Calculate the $pH$ of the resultant mixtures:
$(a)$ $10 \, mL$ of $0.2 \, M \, Ca(OH)_{2} + 25 \, mL$ of $0.1 \, M \, HCl$
$(b)$ $10 \, mL$ of $0.01 \, M \, H_{2}SO_{4} + 10 \, mL$ of $0.01 \, M \, Ca(OH)_{2}$
$(c)$ $10 \, mL$ of $0.1 \, M \, H_{2}SO_{4} + 10 \, mL$ of $0.1 \, M \, KOH$

$(a)$ Moles of $H_{3}O^{+} = \frac{25 \times 0.1}{1000} = 0.0025 \, mol$. Moles of $OH^{-} = \frac{10 \times 0.2 \times 2}{1000} = 0.0040 \, mol$. Excess $OH^{-} = 0.0040 - 0.0025 = 0.0015 \, mol$. Total volume = $35 \, mL = 0.035 \, L$. $[OH^{-}] = \frac{0.0015}{0.035} \approx 0.0428 \, M$. $pOH = -\log(0.0428) \approx 1.37$. $pH = 14 - 1.37 = 12.63$.
$(b)$ Moles of $H_{3}O^{+} = \frac{2 \times 10 \times 0.01}{1000} = 0.0002 \, mol$. Moles of $OH^{-} = \frac{2 \times 10 \times 0.01}{1000} = 0.0002 \, mol$. Since moles of $H_{3}O^{+}$ and $OH^{-}$ are equal,the solution is neutral. $pH = 7$.

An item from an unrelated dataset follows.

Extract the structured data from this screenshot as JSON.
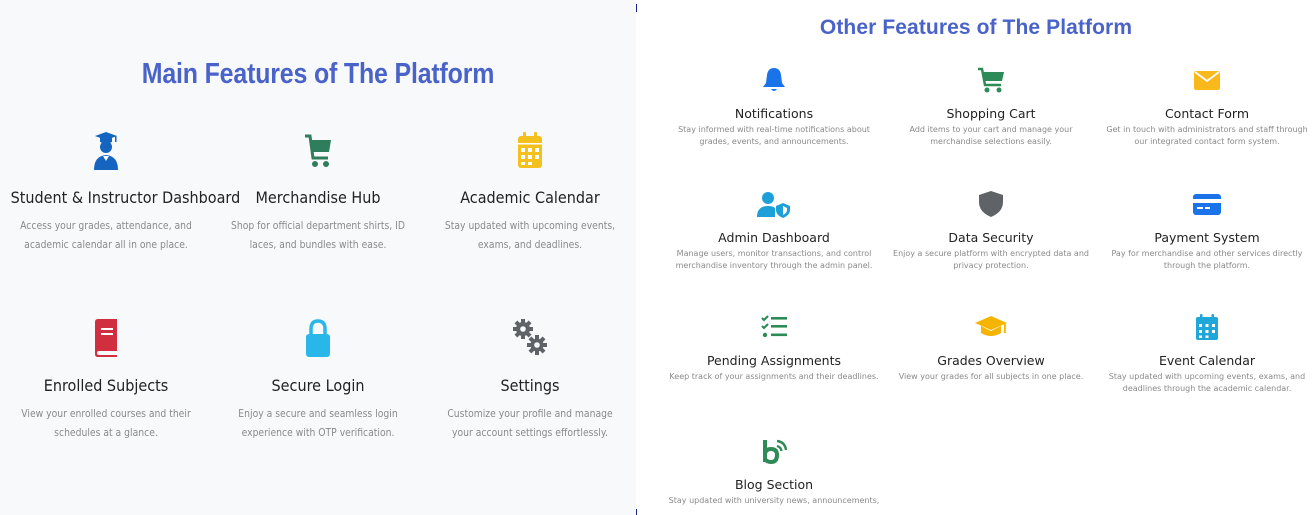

$(c)$ Moles of $H_{3}O^{+} = \frac{2 \times 10 \times 0.1}{1000} = 0.002 \, mol$. Moles of $OH^{-} = \frac{10 \times 0.1}{1000} = 0.001 \, mol$. Excess $H_{3}O^{+} = 0.002 - 0.001 = 0.001 \, mol$. Total volume = $20 \, mL = 0.02 \, L$. $[H_{3}O^{+}] = \frac{0.001}{0.02} = 0.05 \, M$. $pH = -\log(0.05) \approx 1.30$.